At this time, we do not know whether NFAT/AP-1 complexes alter nucleosome organization by an intrinsic mechanism or by recruiting remodelling complexes, and there are several potential mechanisms. On the one hand, factors that interfere with the histone-histone contacts that mediate nucleosome stacking are likely to increase DNA accessibility within chromatin. For example, HNF3 is thought to function as a pioneer factor by this type of mechanism, as it makes contacts with histones H3 and H4 and disrupts associations between nucleosomes within histone H1-compacted chromatin fibers (10). The cooperative binding of transcription factors to arrays of sites is also known to be sufficient to disrupt nucleosomal organization without always necessarily dislodging histone octamers (3, 7, 38). Alternatively, recent studies now show that enhanced nuclease sensitivity within nucleosomes can also arise via a SWI/SNF-dependent remodelling activity that remodels nucleosomes (19), but not via an ISWI-type activity which would instead be expected to reposition nucleosomes (19, 20). SWI/SNF has the capacity to create loops on the surface of the nucleosome and expose DNA sequences accessible to nucleases at multiple sites (19). There is already some indication that SWI/SNF-dependent remodelling occurs at the GM-CSF promoter, which contains a positioned nucleosome that is destabilized upon activation (32). In these studies, it was demonstrated that the association of NF-κB and Sp1 to the promoter was accompanied by recruitment of Brg-1.

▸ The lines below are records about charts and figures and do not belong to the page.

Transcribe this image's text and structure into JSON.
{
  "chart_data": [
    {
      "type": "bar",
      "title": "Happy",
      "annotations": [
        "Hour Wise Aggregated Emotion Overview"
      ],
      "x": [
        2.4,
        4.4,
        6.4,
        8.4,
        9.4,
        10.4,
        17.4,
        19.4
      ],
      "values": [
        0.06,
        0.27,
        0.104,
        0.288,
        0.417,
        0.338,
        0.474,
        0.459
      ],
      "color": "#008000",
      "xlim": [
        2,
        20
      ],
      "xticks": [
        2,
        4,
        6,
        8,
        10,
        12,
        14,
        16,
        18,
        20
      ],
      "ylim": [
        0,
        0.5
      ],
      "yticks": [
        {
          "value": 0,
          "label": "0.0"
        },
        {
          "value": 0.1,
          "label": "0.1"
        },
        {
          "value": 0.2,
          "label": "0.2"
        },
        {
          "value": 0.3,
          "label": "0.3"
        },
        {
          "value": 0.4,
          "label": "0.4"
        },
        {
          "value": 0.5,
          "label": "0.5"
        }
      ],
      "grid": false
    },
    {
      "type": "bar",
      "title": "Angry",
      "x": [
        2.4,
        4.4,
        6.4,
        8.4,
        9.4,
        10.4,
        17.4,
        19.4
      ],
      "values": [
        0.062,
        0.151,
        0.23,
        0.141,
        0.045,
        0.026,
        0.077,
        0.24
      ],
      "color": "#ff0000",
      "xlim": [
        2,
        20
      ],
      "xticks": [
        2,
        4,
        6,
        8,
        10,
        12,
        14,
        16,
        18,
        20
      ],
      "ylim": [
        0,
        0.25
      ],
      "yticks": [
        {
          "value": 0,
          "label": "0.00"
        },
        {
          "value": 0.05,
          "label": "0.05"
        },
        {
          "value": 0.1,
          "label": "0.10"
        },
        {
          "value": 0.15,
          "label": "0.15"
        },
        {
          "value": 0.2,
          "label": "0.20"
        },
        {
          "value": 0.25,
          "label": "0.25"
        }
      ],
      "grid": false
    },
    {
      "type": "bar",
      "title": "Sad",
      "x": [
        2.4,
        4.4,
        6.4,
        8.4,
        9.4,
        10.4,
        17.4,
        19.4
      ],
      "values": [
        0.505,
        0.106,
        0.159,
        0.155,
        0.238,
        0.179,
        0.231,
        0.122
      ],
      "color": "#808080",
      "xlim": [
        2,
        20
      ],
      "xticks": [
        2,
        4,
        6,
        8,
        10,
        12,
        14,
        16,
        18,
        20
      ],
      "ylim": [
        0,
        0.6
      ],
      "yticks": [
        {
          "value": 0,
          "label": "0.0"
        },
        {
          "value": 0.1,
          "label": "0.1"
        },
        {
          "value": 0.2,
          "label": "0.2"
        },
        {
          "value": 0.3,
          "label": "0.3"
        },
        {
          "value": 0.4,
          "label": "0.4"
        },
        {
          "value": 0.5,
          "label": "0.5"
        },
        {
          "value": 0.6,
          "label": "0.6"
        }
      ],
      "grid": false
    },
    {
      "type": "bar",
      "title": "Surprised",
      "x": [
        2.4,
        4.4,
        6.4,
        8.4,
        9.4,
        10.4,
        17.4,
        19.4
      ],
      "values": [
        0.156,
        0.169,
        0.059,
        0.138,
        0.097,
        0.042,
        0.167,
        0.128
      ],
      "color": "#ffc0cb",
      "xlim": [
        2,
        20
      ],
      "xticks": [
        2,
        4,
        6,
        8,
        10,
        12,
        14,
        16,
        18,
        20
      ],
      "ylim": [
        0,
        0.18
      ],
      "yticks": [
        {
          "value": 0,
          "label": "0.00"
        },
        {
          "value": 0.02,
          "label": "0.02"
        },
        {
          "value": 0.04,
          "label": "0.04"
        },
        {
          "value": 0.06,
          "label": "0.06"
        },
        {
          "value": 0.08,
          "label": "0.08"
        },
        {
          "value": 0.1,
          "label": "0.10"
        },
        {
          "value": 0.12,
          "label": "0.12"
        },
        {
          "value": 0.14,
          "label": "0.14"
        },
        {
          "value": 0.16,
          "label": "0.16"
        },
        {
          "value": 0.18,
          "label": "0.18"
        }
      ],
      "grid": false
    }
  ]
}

The actual mechanisms of remodelling and the order of recruitment of the different factors leading to the formation of a DH site will be important avenues of investigation in future studies but are beyond the scope of this investigation. NFAT and AP-1 are both known to recruit histone acetyltransferases (2, 21), which is likely to contribute to the overall level of chromatin accessibility at the GM-CSF enhancer. However, complexes containing Brg-1 remain strong candidates for factors that could destabilize nucleosomes within the GM-CSF enhancer in an NFAT-dependent manner.

Other NFAT-dependent activities in a chromatin context.

NFAT is known to associate with inducible DH sites at many NFAT-dependent enhancers where it may promote chromatin remodelling. NFAT also appears to be required for formation of these DH sites, because they do not form when NFAT induction is suppressed by CsA (15, 18, 25, 35, 49, 50). Although NFAT does not appear to activate any genes by itself (17), it is known to cooperate with many classes of transcription factors in addition to AP-1; these include Oct-1, c-Maf, GATA, Sp1, and EGR (17, 18, 29). It has also been established that cooperation between NFAT and AP-1 is required only for a subset of NFAT-dependent genes (39). We propose that NFAT functions within many genes, at least in part by creating access to adjacent transcription factor binding sites. It remains to be determined at what level NFAT functions and whether it is a true pioneer factor that can disrupt condensed chromatin arrays containing histone H1.